Just Transitions: On Just Transitions, at COP27 last year, parties adopted  a “work programme on just transition pathways”.  At Bonn, countries were tasked with fleshing out what this programme would entail and its outputs. Similar tensions that dominated other work streams, infiltrated these negotiations, with developing countries wanting to focus on finance, harbouring concerns that the talks were mitigation centric, and disputes about whether to expressly mention the principle of common but differentiated responsibilities. Developed countries wanted it to focus mostly on the workforce and energy transition. Others interpreted the programme more as a knowledge exchange about what different countries are doing nationally to achieve their own just transitions.  African countries wanted the scope of the just transition to be determined by each individual country, and that parties should discuss how to support that process, and financial support. There was also disagreement about the role of the private sector in Just Transitions and “making all financial flows” consistent with the Paris Agreement (see previous discussion about Article 2(1)(c) above), with developed countries wanting to see measures to create “fiscal space and structural transformation”, whilst developing countries were concerned that this would create new conditions for support. The outcome was an informal note that captured the differing views and agreement of a further workshop at COP28.

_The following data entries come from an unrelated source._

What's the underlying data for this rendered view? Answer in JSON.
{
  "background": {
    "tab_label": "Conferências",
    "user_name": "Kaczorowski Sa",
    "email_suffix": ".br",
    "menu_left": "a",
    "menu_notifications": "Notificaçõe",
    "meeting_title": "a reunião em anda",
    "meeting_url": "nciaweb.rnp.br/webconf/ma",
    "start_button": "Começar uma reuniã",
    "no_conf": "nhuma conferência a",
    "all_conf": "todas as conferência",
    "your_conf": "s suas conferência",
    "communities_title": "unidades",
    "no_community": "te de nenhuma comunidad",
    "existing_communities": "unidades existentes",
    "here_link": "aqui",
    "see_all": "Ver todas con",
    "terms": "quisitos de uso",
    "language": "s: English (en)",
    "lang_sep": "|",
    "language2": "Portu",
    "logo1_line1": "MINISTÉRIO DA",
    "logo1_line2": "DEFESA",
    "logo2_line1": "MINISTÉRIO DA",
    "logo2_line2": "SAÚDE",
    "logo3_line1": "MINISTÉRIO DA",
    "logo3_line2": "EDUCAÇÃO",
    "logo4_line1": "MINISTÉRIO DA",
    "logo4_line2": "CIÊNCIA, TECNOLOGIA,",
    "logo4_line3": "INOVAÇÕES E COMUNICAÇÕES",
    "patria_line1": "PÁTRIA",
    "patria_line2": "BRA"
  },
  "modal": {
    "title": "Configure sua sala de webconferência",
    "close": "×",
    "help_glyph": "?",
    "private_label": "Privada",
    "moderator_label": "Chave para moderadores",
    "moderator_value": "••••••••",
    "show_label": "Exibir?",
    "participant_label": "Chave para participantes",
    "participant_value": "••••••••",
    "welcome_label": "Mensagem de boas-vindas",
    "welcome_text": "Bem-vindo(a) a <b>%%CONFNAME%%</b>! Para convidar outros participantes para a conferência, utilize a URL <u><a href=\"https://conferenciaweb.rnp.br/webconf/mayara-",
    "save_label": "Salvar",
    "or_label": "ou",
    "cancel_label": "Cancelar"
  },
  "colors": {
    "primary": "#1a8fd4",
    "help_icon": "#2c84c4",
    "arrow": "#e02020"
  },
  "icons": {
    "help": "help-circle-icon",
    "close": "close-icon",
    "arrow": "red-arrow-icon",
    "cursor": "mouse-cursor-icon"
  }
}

Trade: Trade also came up during the “forum on the impacts of the implementation of response measures”, which falls under the mitigation workstream and assesses the effects, including cross border impacts, of domestic mitigation policies. In the closing plenary, the LMDC group lamented that despite proposals by developed countries to introduce unilateral CBAMs in the name of climate change responses, developed countries are ostensibly unwilling to have real discussions on these measures under the “Response Measures” agenda item. Bolivia stated “What kind of hypocrisy is this?”, adding that “such measures violate international trade rules, as well as the principles of equity and the UNFCCC provisions, particularly Article 3(5) of the Convention.”

Carbon Markets: Discussions around carbon markets and Article 6 remained in a “deeply technical phase”, although when have carbon market discussions not been deeply technical?  Conclusions were mostly procedural, with discussions also focusing on older issues such as the transparency of trades, and whether countries can recall credits once sold. Another issue still being negotiated is credits for carbon removals (such as activities which remove carbon from the air), with concerns remaining about their lack of permanence.  The Philippines is also championing credits for “emissions avoidance”, namely payments for not doing an activity, although parties are concerned that this would create challenges in allowing credits for hypothetical scenarios. Countries also agreed at Bonn to create a manual to guide countries on how to trade credits between themselves under Article 6.2, something that will go a long way in guiding parties on how to deal with this novel form of transacting credits between countries.

Where to from here: parties (or at these those that deigned to make it) then went into the Summit for a New Global Financing Pact in Paris. See our related article on this in this week’s issue. Things then go relatively quiet from a negotiation perspective until September, with African Climate Week, the G20 summit, New York Climate Week and the UN General Assembly.